HSF / prmon

Standalone monitor for process resource consumption

Geek Repo:Geek Repo

Github PK Tool:Github PK Tool

Constant update of prmon.json

sciaba opened this issue · comments

It was brought to my attention that a very useful functionality that PrMon would enable is to publish to a job monitoring system the most recent metric values at regular time intervals, as this would provide a useful hint at why e.g. a job was killed by a batch system (in which case often the entire job output is lost).
However, this would leave out the aggregate values contained in prmon.json.
Would it make sense to update prmon.json as PrMon runs instead of producing it just at the end? Maybe as a non-default behaviour controlled by a new command line option (as it would probably create a slight additional overhead)?

Cheers,
Andrea

Hi Andrea,

We already do this (to the first order), only the file is called prmon.json_snapshot and only when the execution terminates successfully it'll be moved to prmon.json. Isn't this the case for you?

Best,
Serhan

I'm sure it is the case, I simply did not know... Thank you!
Just to know, how often is the snapshot generated? Can it be used safely (or there is a danger of having a corrupted snapshot if PrMon is abruptly killed)?
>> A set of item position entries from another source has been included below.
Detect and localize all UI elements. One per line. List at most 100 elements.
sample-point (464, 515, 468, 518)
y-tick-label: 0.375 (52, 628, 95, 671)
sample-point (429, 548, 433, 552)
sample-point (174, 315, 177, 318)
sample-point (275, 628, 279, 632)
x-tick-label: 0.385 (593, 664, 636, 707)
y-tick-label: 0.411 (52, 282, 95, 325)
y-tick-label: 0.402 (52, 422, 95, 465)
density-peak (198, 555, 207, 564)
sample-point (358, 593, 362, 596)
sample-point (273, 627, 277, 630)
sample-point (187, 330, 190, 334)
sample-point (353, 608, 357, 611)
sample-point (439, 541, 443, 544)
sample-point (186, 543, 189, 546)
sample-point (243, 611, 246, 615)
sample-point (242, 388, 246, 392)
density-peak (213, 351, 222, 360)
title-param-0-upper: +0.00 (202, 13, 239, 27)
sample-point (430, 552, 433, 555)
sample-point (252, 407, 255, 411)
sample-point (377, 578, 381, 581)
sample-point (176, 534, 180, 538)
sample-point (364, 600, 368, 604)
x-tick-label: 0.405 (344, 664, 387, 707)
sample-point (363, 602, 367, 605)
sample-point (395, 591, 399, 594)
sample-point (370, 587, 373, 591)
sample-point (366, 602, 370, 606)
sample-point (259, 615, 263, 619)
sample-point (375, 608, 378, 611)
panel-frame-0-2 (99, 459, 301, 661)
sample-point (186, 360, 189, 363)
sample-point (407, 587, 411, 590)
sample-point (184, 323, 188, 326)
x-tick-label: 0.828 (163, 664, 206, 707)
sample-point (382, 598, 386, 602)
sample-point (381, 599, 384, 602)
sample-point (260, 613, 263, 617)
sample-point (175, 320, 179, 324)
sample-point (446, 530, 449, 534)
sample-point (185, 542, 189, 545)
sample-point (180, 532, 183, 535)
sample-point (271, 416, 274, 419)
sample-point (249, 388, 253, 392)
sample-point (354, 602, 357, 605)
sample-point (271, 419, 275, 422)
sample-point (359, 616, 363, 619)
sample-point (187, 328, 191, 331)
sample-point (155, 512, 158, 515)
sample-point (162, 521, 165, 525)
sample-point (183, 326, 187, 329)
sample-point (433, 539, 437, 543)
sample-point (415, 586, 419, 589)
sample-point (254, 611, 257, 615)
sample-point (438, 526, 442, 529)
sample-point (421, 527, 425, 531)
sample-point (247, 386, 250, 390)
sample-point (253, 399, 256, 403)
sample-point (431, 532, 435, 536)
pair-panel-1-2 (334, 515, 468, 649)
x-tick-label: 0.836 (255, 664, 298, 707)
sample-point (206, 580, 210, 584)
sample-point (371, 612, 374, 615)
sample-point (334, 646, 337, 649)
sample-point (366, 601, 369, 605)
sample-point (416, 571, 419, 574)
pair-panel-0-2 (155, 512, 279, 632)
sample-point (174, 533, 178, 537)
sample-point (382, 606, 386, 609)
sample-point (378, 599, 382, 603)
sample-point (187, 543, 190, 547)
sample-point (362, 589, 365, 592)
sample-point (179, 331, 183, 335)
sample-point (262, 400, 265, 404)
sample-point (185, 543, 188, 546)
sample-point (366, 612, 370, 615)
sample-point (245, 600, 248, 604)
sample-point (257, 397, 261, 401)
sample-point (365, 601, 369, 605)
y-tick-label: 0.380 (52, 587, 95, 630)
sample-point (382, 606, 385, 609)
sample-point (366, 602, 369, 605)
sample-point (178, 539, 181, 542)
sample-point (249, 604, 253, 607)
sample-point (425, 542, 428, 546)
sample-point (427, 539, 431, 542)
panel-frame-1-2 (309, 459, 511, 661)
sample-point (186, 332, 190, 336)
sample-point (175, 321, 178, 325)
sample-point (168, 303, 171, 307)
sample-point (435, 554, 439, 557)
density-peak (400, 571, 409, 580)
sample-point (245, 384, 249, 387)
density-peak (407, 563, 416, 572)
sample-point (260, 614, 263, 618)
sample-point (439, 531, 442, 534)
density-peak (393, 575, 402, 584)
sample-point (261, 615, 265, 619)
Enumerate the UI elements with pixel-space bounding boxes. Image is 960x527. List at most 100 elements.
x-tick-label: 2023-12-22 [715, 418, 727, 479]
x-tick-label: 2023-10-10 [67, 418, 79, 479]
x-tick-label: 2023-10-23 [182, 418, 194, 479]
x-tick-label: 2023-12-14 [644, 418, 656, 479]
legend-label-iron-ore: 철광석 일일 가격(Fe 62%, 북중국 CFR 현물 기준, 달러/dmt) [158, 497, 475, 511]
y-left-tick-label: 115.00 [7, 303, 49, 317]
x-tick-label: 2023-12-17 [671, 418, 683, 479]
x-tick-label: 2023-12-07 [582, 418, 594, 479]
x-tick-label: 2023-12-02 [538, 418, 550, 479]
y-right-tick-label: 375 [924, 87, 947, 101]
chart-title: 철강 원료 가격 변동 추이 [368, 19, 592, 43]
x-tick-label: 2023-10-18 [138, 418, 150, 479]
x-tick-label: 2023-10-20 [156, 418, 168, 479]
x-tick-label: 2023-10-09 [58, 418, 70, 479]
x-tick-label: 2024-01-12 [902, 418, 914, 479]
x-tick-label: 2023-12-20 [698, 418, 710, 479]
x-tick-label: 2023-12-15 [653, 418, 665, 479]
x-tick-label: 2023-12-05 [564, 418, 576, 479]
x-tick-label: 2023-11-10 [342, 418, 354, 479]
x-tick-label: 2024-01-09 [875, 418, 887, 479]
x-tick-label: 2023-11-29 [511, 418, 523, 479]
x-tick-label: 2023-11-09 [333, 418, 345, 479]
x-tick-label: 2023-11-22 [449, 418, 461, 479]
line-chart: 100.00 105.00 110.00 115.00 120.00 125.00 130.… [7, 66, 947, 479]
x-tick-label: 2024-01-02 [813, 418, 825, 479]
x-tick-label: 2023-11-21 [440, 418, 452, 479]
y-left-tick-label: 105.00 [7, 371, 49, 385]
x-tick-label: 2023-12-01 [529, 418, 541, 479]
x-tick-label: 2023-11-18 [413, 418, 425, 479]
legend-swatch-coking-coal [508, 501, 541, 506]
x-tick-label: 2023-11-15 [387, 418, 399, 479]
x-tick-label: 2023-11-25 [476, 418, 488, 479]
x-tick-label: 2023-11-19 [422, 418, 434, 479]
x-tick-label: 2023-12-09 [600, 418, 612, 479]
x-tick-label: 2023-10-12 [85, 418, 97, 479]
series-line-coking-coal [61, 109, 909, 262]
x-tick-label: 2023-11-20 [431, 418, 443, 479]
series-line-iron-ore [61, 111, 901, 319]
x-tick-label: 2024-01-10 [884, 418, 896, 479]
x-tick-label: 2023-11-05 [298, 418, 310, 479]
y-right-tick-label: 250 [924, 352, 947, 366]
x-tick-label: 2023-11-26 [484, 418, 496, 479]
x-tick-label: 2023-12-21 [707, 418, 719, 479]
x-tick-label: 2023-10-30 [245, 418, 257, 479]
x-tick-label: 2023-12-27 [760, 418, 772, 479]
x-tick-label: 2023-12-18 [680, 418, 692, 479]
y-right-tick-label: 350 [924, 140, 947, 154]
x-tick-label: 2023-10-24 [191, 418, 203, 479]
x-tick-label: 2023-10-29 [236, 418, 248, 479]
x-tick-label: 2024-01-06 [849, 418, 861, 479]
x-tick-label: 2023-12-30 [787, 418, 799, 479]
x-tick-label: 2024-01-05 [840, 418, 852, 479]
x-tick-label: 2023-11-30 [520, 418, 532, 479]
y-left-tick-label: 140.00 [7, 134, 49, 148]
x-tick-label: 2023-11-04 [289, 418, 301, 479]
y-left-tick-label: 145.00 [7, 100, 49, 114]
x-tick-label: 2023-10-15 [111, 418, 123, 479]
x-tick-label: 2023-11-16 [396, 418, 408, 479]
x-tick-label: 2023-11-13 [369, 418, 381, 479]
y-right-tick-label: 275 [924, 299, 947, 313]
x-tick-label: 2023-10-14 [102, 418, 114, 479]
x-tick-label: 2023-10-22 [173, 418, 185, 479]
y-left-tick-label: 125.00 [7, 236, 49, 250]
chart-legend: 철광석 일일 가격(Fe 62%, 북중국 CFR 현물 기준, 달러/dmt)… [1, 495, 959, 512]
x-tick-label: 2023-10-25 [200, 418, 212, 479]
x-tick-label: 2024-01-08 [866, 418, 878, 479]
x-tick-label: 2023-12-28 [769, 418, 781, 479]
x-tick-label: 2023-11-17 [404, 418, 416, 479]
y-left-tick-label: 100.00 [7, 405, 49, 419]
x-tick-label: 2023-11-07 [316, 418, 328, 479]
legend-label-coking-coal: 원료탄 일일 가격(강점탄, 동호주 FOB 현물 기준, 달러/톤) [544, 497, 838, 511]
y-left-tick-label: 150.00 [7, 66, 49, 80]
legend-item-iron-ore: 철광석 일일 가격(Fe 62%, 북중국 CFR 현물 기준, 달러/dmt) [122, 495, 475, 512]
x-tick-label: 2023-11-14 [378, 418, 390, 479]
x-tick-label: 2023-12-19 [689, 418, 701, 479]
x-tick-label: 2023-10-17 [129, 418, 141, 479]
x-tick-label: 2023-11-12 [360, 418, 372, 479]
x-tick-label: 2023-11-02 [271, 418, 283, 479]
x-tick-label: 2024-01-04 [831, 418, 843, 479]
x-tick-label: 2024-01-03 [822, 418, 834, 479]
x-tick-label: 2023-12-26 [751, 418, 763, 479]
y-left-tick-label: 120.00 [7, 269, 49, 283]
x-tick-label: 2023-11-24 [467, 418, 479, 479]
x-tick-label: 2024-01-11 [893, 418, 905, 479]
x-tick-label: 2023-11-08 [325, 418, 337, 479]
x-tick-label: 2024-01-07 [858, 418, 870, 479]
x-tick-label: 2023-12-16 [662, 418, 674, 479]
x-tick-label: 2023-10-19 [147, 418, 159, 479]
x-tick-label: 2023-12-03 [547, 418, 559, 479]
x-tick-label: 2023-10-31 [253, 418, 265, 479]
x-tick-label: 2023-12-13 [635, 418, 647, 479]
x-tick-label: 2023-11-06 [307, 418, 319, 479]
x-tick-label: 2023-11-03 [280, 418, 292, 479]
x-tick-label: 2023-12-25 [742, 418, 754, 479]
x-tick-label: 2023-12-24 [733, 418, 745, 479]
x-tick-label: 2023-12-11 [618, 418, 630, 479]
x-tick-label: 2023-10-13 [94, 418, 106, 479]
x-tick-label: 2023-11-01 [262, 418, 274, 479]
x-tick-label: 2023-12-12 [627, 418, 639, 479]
The json snapshot is generated at every sampling interval (the text file is also updated at the same intervals). I tested this in the past by killing prmon and haven't yet seen a case where either the snapshot JSON or the text file is corrupted (but I suppose if something goes horribly wrong it might be possible). So, in general it can safely be used and I actually did so in the past but please let us know if that's not the case. It'd be interesting to see. Many thanks 😄

I'm fully satisfied with the answer, thanks to you!

HI @sciaba - yep, thanks for raising that as an issue, we should make it more public that the snapshot file exists.

I rechecked the code and it's quite robust. Every cycle prmon writes the snapshot file to a temporary file and closes it. Then it renames it to prmon.json_snapshot. The rename will ensure that when you open the snapshot file you get something complete - if prmon were killed writing the temporary file then the rename wouldn't happen.